Die unterschiedlichsten Typen entstiegen dem Zug, strömten in Richtung Bahnhofsgebäude. Mehrheitlich angezogen wie die Unfrieds, dunkle Jacke zu dunkler Hose. Einige Damen fielen hingegen durch extravagante modische Aufmachung ins Auge. Selbstbewusst präsentierten sie farbige Mäntel, in der Taille betont eng geschnitten, manche verziert mit einem bunten Gallenkitzler. Sie trugen witzige Hüte, geschmückt mit Rosetten, getrockneten Blumen und ausgestopften kleinen Singvögeln. Franzens Laune besserte sich beim Anblick der Kuriositäten auf dem Kopf der Frauen. Er lachte in sich hinein, nein, beim besten Willen, das würde Mutter nicht anziehen.

Als er schon nicht mehr an die vorherige Begegnung dachte, stand das Mädchen, das schlichtend eingriff, auf einmal vor mir und lächelte ihn an.

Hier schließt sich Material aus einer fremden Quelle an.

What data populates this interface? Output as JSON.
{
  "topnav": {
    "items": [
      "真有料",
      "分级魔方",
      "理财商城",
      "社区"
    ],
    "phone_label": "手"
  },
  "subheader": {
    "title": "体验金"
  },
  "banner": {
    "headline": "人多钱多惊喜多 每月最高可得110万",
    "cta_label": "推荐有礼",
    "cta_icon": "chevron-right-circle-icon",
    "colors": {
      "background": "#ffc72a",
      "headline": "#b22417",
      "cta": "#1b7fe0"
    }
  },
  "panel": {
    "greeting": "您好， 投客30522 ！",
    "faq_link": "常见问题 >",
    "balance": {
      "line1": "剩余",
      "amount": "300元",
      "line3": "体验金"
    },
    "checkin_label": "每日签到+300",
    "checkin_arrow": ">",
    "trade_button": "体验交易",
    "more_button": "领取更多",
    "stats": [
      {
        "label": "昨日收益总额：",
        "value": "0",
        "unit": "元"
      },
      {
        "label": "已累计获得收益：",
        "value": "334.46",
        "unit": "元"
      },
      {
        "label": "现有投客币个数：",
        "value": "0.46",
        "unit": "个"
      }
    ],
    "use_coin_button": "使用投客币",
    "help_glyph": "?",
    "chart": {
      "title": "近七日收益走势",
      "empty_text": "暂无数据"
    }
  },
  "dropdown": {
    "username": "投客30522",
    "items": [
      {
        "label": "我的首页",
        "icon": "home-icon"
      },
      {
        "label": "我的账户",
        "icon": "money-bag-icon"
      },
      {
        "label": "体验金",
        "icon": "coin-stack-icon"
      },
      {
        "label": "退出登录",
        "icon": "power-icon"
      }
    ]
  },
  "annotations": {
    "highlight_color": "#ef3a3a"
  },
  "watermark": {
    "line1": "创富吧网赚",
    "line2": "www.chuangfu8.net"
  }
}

„Ich heiße Ariane Knesebeck und wohne schräg gegenüber von Schloss Oberhausen in einer der Villen. Komm mich besuchen, ich zeige dir den Schlosswald. Deine blonden Locken finde ich hübsch.“ Franz stand da, wie vom Donner gerührt. Niemals zuvor hatte ein Mädchen so zu ihm gesprochen. Es schien, dass sie hier in der Stadt einen anderen Stil pflegten als in der Heimat.

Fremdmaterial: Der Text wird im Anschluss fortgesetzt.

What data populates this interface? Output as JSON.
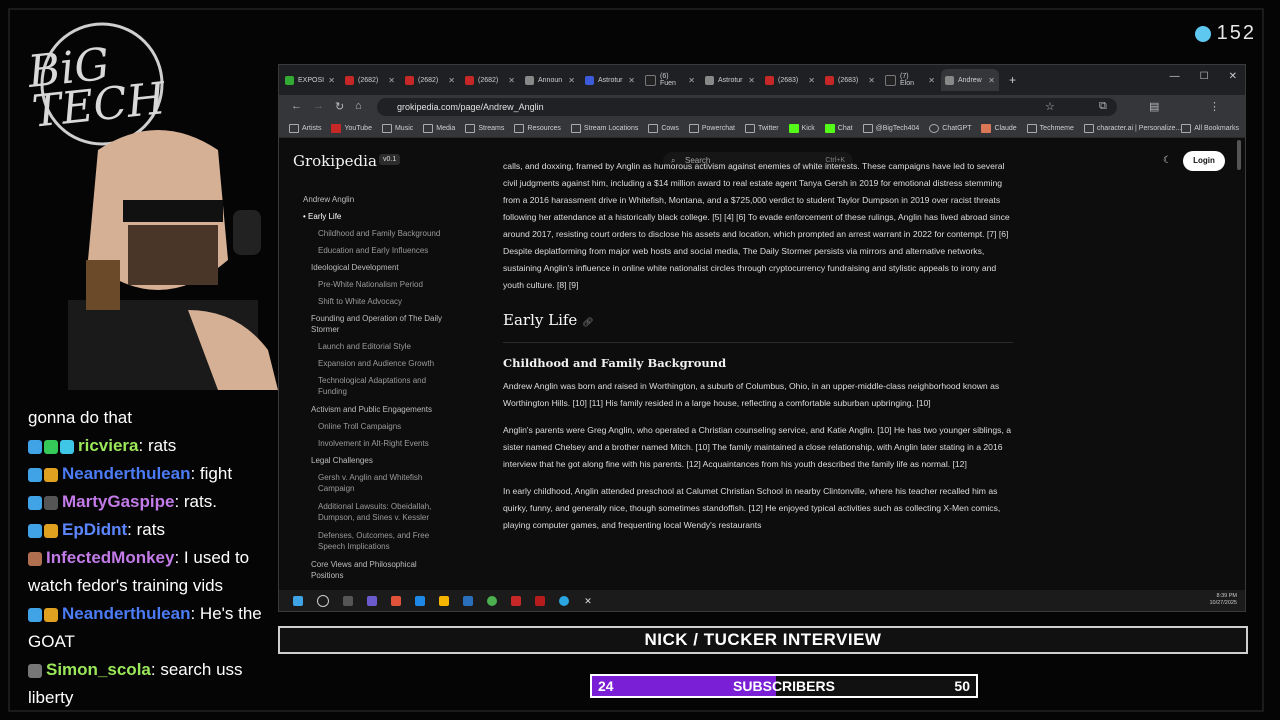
{
  "overlay": {
    "viewer_count": "152",
    "logo_text": "BIG TECH",
    "banner_title": "NICK / TUCKER INTERVIEW",
    "subs": {
      "current": "24",
      "label": "SUBSCRIBERS",
      "goal": "50",
      "progress": 0.48
    }
  },
  "chat": [
    {
      "user": "",
      "text": "gonna do that",
      "color": "#ffffff"
    },
    {
      "user": "ricviera",
      "text": ": rats",
      "color": "#9ae85a"
    },
    {
      "user": "Neanderthulean",
      "text": ": fight",
      "color": "#4b7bf5"
    },
    {
      "user": "MartyGaspipe",
      "text": ": rats.",
      "color": "#c27be8"
    },
    {
      "user": "EpDidnt",
      "text": ": rats",
      "color": "#5b86ff"
    },
    {
      "user": "InfectedMonkey",
      "text": ": I used to watch fedor's training vids",
      "color": "#c27be8"
    },
    {
      "user": "Neanderthulean",
      "text": ": He's the GOAT",
      "color": "#4b7bf5"
    },
    {
      "user": "Simon_scola",
      "text": ": search uss liberty",
      "color": "#9ae85a"
    }
  ],
  "browser": {
    "tabs": [
      {
        "label": "EXPOSI",
        "fav": "#33aa33"
      },
      {
        "label": "(2682)",
        "fav": "#c62828"
      },
      {
        "label": "(2682)",
        "fav": "#c62828"
      },
      {
        "label": "(2682)",
        "fav": "#c62828"
      },
      {
        "label": "Announ",
        "fav": "#888888"
      },
      {
        "label": "Astrotur",
        "fav": "#3b5bdb"
      },
      {
        "label": "(6) Fuen",
        "fav": "#222222"
      },
      {
        "label": "Astrotur",
        "fav": "#888888"
      },
      {
        "label": "(2683)",
        "fav": "#c62828"
      },
      {
        "label": "(2683)",
        "fav": "#c62828"
      },
      {
        "label": "(7) Elon",
        "fav": "#222222"
      },
      {
        "label": "Andrew",
        "fav": "#888888"
      }
    ],
    "url": "grokipedia.com/page/Andrew_Anglin",
    "bookmarks": [
      "Artists",
      "YouTube",
      "Music",
      "Media",
      "Streams",
      "Resources",
      "Stream Locations",
      "Cows",
      "Powerchat",
      "Twitter",
      "Kick",
      "Chat",
      "@BigTech404",
      "ChatGPT",
      "Claude",
      "Techmeme",
      "character.ai | Personalize..."
    ],
    "all_bookmarks": "All Bookmarks"
  },
  "site": {
    "name": "Grokipedia",
    "version": "v0.1",
    "search_placeholder": "Search",
    "search_kbd": "Ctrl+K",
    "login": "Login"
  },
  "toc": [
    {
      "label": "Andrew Anglin",
      "level": 0
    },
    {
      "label": "Early Life",
      "level": 1,
      "active": true
    },
    {
      "label": "Childhood and Family Background",
      "level": 2
    },
    {
      "label": "Education and Early Influences",
      "level": 2
    },
    {
      "label": "Ideological Development",
      "level": 1
    },
    {
      "label": "Pre-White Nationalism Period",
      "level": 2
    },
    {
      "label": "Shift to White Advocacy",
      "level": 2
    },
    {
      "label": "Founding and Operation of The Daily Stormer",
      "level": 1
    },
    {
      "label": "Launch and Editorial Style",
      "level": 2
    },
    {
      "label": "Expansion and Audience Growth",
      "level": 2
    },
    {
      "label": "Technological Adaptations and Funding",
      "level": 2
    },
    {
      "label": "Activism and Public Engagements",
      "level": 1
    },
    {
      "label": "Online Troll Campaigns",
      "level": 2
    },
    {
      "label": "Involvement in Alt-Right Events",
      "level": 2
    },
    {
      "label": "Legal Challenges",
      "level": 1
    },
    {
      "label": "Gersh v. Anglin and Whitefish Campaign",
      "level": 2
    },
    {
      "label": "Additional Lawsuits: Obeidallah, Dumpson, and Sines v. Kessler",
      "level": 2
    },
    {
      "label": "Defenses, Outcomes, and Free Speech Implications",
      "level": 2
    },
    {
      "label": "Core Views and Philosophical Positions",
      "level": 1
    }
  ],
  "article": {
    "intro_p": "calls, and doxxing, framed by Anglin as humorous activism against enemies of white interests. These campaigns have led to several civil judgments against him, including a $14 million award to real estate agent Tanya Gersh in 2019 for emotional distress stemming from a 2016 harassment drive in Whitefish, Montana, and a $725,000 verdict to student Taylor Dumpson in 2019 over racist threats following her attendance at a historically black college. [5] [4] [6] To evade enforcement of these rulings, Anglin has lived abroad since around 2017, resisting court orders to disclose his assets and location, which prompted an arrest warrant in 2022 for contempt. [7] [6] Despite deplatforming from major web hosts and social media, The Daily Stormer persists via mirrors and alternative networks, sustaining Anglin's influence in online white nationalist circles through cryptocurrency fundraising and stylistic appeals to irony and youth culture. [8] [9]",
    "h2": "Early Life",
    "h3": "Childhood and Family Background",
    "p1": "Andrew Anglin was born and raised in Worthington, a suburb of Columbus, Ohio, in an upper-middle-class neighborhood known as Worthington Hills. [10] [11] His family resided in a large house, reflecting a comfortable suburban upbringing. [10]",
    "p2": "Anglin's parents were Greg Anglin, who operated a Christian counseling service, and Katie Anglin. [10] He has two younger siblings, a sister named Chelsey and a brother named Mitch. [10] The family maintained a close relationship, with Anglin later stating in a 2016 interview that he got along fine with his parents. [12] Acquaintances from his youth described the family life as normal. [12]",
    "p3": "In early childhood, Anglin attended preschool at Calumet Christian School in nearby Clintonville, where his teacher recalled him as quirky, funny, and generally nice, though sometimes standoffish. [12] He enjoyed typical activities such as collecting X-Men comics, playing computer games, and frequenting local Wendy's restaurants"
  },
  "taskbar": {
    "time": "8:39 PM",
    "date": "10/27/2025"
  }
}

Abends vor dem Einschlafen, als Ulrich, der jüngster Bruder, an seiner Seite schon selig schlummerte, erinnerte Franz sich an die zweite Begegnung mit Ariane Knesebeck. Den Wald um das Schloss Oberhausen empfand Franz als ein Geschenk Gottes. Anders als befürchtet musste er auf die ausgiebigen Touren durch den geliebten Wald nicht verzichten. Er liebte es, allein durch den Schlosswald zu streifen. Die Gerüche und das unterschiedliche Licht des Forstes erzeugten in ihm eine friedliche Ruhe. Er vergaß in der Zeit die anstrengende Arbeit am Hochofen. Stunden verbrachte er in der Natur, ohne einem Menschen zu begegnen. Der Heimweg führte am Schloss, das die Familie des Polizeipräsidenten der Provinz Rheinland von Malotki bewohnte, vorbei. In dem großen Garten erkannte er die beiden vom Bahnhof wieder. Mit den Malotki Mädchen Bertha und Frieda spielten sie ein seltsames Spiel. Mit einem Sportgerät, ein komischer Stock mit einem dicken Klotz an einem Ende, versuchten sie, Kugeln durch kleine gebogene Tore zu bugsieren. Franz dachte eine Freizeitbeschäftigung für Weicheier, nichts für einen echten Jungen. Er blieb hinter dem Zaun stehen und belächelte heimlich die erfolglosen Versuche der Spielerinnen. Ariane Knesebeck misslang ein Schlag vollkommen. Die Spielkugel segelte über die Einfriedung, rollte Franz direkt vor die Füße. Rochus von Malotki spurtete heran.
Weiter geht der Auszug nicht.